Die frühen Urwale Indopakistans

von Johannes Albers | cetacea.de | Essen | 25. Juli 2010

Vater, Mutter und Kind: Maiacetus inuus

Maiacetus inuus, Skelett des Männchens in Fundlage. Das Weibchen mit dem Ungeborenen ist weniger vollständig erhalten. Zeichnung: Bonnie Miljour. Quelle: Gingerich et al. 2009 (57).

Kehren wir zurück zu der Familie Protocetidae. Als Zeitgenossen von Artiocetus und Rodhocetus stellten Gingerich und seine Kollegen im Jahre 2009 eine weitere Art aus Pakistan vor: Zwei Funde von 2000 und 2004 wurden einen Kilometer voneinander entfernt entdeckt und alsMaiacetus inuus beschrieben. (57) Als Besonderheit unter den frühen Protocetidae zeigen sie eine feste Verwachsung der beiden Unterkieferäste, was auf nahrungsökologische Eigenheiten hindeuten könnte.

Ähnlich wie bei Rodhocetus trugen die drei mittleren Zehen der Vorderfüße Hufe, die beiden äußeren nicht.

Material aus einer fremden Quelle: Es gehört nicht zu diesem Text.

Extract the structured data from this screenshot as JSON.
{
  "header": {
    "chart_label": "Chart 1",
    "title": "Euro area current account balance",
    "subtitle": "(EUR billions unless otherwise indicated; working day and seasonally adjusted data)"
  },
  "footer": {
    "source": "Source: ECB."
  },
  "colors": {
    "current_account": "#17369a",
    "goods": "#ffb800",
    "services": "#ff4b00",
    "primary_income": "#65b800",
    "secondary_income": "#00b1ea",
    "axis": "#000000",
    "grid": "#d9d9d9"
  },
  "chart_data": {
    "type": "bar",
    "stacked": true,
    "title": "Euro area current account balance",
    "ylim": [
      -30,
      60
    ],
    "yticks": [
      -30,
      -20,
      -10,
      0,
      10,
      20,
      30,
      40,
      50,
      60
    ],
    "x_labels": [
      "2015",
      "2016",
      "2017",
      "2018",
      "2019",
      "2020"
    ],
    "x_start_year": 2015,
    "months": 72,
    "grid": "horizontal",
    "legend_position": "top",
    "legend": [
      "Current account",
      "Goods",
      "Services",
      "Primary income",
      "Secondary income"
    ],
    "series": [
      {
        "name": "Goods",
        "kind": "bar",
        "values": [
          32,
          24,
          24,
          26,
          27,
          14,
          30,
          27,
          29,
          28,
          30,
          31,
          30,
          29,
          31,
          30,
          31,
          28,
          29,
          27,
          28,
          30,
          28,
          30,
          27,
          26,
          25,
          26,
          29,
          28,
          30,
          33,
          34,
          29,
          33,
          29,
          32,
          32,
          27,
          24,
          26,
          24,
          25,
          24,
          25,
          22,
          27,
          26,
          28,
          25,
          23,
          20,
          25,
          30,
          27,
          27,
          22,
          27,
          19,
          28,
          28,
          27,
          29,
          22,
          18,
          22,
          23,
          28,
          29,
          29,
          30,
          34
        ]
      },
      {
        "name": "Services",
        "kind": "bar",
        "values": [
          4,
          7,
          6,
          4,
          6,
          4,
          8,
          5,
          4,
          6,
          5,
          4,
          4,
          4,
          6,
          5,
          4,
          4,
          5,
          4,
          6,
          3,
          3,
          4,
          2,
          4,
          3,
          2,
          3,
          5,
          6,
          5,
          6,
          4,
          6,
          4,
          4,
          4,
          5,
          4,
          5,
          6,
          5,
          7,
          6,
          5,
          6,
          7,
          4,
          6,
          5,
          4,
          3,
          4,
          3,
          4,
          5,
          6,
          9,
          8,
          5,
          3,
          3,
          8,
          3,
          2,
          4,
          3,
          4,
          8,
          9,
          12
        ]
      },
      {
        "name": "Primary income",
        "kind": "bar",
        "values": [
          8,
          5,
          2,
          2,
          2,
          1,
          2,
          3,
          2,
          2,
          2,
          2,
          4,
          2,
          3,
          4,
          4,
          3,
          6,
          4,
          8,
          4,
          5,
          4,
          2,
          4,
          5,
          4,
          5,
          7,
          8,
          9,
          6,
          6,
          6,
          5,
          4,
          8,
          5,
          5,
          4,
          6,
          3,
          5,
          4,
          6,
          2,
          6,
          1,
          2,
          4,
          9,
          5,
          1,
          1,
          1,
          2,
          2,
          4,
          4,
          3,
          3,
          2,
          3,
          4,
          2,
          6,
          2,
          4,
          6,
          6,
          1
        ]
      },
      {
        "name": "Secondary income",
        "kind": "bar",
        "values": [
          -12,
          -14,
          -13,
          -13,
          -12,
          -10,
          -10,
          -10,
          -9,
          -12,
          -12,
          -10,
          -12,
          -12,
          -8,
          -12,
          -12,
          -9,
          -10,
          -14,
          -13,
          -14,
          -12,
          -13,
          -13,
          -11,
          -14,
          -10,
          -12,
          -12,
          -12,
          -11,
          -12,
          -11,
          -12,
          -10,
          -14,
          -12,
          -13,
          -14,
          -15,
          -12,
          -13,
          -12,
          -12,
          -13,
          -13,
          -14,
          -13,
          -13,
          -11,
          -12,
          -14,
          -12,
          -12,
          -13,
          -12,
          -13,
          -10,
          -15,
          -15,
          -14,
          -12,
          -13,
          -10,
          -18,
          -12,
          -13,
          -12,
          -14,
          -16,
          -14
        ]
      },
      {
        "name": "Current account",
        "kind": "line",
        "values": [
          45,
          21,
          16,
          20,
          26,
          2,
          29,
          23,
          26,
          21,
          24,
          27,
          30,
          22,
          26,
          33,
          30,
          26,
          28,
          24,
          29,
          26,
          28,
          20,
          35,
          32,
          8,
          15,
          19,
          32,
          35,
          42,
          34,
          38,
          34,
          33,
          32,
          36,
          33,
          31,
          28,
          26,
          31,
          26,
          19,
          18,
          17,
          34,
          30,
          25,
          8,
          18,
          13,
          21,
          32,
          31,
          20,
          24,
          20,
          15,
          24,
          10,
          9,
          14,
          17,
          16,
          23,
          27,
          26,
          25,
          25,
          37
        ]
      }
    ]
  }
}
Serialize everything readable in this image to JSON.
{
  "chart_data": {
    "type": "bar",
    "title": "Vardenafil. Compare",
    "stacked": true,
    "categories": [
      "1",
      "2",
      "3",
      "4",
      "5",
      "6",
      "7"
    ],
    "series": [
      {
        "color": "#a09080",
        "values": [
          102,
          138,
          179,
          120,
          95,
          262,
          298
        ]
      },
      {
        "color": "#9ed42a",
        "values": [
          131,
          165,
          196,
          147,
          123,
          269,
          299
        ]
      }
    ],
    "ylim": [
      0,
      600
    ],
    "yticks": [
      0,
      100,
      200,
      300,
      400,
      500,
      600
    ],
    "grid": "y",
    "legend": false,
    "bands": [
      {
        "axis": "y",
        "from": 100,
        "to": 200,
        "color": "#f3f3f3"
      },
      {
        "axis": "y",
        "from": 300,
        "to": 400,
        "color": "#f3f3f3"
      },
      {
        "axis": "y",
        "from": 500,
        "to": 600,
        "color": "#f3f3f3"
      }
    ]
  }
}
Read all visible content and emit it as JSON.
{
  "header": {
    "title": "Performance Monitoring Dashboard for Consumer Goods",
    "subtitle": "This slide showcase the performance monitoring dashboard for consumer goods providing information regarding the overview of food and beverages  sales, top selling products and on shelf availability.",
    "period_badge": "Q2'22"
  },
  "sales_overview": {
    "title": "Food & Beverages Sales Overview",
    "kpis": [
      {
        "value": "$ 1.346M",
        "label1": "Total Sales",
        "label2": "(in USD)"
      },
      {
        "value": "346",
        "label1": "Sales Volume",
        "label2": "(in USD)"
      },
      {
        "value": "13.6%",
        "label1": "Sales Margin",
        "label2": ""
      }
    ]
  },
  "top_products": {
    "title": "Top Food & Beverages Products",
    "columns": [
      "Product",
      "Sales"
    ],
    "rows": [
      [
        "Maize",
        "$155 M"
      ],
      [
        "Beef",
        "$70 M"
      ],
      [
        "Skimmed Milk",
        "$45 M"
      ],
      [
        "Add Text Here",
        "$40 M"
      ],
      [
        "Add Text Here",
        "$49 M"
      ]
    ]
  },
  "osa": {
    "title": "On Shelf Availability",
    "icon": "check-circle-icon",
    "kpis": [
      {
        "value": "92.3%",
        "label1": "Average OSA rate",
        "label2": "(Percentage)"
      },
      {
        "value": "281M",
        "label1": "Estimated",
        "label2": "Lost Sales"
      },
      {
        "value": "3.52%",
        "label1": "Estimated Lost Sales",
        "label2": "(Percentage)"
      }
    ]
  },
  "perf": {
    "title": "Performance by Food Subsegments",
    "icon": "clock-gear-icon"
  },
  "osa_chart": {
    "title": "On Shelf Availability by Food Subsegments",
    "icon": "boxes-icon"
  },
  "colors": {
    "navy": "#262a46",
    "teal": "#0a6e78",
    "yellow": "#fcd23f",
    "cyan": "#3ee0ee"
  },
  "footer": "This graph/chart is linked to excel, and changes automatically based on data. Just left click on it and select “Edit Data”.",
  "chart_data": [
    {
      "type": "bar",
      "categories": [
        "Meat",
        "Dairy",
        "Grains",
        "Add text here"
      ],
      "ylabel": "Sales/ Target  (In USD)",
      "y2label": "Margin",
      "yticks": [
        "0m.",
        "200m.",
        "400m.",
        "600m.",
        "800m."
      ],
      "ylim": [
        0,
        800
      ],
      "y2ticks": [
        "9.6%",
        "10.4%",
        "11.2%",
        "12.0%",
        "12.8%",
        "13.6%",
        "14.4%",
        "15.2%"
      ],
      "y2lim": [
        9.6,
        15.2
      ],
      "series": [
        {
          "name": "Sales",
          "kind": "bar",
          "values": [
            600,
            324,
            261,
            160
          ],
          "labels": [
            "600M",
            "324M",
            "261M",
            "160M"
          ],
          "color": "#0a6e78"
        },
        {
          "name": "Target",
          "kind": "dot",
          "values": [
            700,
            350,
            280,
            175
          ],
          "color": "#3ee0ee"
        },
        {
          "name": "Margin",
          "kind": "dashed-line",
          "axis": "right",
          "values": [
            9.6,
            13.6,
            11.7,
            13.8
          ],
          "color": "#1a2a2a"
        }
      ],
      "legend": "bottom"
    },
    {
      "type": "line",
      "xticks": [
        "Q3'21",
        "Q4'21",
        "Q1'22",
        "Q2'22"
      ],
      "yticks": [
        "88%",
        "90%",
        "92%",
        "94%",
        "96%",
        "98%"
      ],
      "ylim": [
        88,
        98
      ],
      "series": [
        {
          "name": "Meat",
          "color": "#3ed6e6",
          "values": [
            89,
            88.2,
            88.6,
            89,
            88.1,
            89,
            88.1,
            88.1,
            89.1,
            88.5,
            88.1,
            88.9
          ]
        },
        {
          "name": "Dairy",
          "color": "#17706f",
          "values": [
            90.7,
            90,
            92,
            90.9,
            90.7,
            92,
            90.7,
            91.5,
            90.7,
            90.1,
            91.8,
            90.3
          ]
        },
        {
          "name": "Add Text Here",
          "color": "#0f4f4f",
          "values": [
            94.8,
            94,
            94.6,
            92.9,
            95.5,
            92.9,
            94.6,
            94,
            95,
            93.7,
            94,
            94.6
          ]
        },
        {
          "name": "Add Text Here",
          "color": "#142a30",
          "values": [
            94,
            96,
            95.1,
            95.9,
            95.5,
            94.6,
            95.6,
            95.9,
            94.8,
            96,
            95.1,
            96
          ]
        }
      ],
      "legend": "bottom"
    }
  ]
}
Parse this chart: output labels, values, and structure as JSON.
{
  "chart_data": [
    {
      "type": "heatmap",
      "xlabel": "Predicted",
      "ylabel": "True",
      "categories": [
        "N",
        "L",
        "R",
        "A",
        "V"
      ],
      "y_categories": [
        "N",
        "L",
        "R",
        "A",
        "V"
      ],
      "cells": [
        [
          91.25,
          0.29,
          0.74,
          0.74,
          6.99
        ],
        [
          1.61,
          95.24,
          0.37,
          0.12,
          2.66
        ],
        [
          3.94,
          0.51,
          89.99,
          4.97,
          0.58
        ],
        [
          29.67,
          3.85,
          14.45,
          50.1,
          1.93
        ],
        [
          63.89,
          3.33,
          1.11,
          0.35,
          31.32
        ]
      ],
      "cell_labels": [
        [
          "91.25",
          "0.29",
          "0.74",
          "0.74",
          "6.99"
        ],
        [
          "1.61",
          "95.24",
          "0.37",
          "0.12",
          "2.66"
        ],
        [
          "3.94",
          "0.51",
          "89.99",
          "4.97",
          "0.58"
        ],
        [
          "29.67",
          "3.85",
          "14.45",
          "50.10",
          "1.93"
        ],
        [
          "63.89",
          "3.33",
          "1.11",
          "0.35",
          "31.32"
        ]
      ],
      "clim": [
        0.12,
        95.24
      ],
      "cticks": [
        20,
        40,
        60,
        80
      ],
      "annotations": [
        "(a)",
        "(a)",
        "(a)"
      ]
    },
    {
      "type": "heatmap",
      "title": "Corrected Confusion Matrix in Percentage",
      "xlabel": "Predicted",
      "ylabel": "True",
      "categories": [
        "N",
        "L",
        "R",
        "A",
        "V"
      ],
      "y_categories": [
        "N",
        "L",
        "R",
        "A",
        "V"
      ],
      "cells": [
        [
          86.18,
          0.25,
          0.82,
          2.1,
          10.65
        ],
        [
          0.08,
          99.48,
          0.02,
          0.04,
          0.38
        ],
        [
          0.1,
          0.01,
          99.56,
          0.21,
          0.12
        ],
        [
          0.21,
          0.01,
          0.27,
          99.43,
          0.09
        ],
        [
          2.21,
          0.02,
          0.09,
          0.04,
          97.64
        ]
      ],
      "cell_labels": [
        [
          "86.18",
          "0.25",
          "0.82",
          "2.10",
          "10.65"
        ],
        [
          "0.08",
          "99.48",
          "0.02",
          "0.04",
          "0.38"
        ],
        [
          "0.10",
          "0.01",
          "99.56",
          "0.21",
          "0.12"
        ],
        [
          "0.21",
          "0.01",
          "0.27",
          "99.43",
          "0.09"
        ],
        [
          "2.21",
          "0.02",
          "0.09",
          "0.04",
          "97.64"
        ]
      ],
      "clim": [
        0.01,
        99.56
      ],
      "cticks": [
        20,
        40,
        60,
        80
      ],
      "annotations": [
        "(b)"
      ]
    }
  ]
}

Die Hinterfüße zeigen an den Knöcheln wiederum die Merkmale der Paarhufer. Sie sind zwar länger als die Vorderfüße, aber nicht so stark vergrößert wie bei Rodhocetus. Auch die Körpergröße ist geringer und entspricht eher dem Artiocetus: Bei einer Skelettlänge von 2,60 Metern dürfte das Gewicht knapp unter 400 kg geblieben sein.

Eines der Skelette ist fast vollständig erhalten und kann im Ausstellungsmuseum der Universität von Michigan bestaunt werden. Dieses Tier wird als Männchen gedeutet, da es nicht nur größer ist als der andere Fund, sondern auch relativ größere Eckzähne besitzt und ein typisch männlich geformtes Becken aufweist. Der andere Fund ist ein Weibchen mit einem fast ausgetragenen Jungtier im Bauch.

Dieses Junge wurde an der Radiologischen Klinik der Universität Bonn per Computertomographie untersucht. Schon im Mutterleib entwickelten sich die Kronen von Mahlzähnen, und das Junge wäre wie bei Landsäugern mit dem Kopf voran geboren worden. Daher nehmen die Forscher an, dass auch bei Maiacetus (der Name bedeutetMutterwal) die Geburt noch an Land erfolgte, und dass das Junge sehr schnell in der Lage war, selbstständig Nahrung aufzunehmen. Der Artname inuus bezieht sich auf einen antiken Fruchtbarkeitsgott. Maiacetus inuus ist ein einzigartiger Glücksfall, der uns vermittelt, wie bei einer Urwalart Vater, Mutter und Kind ausgesehen haben.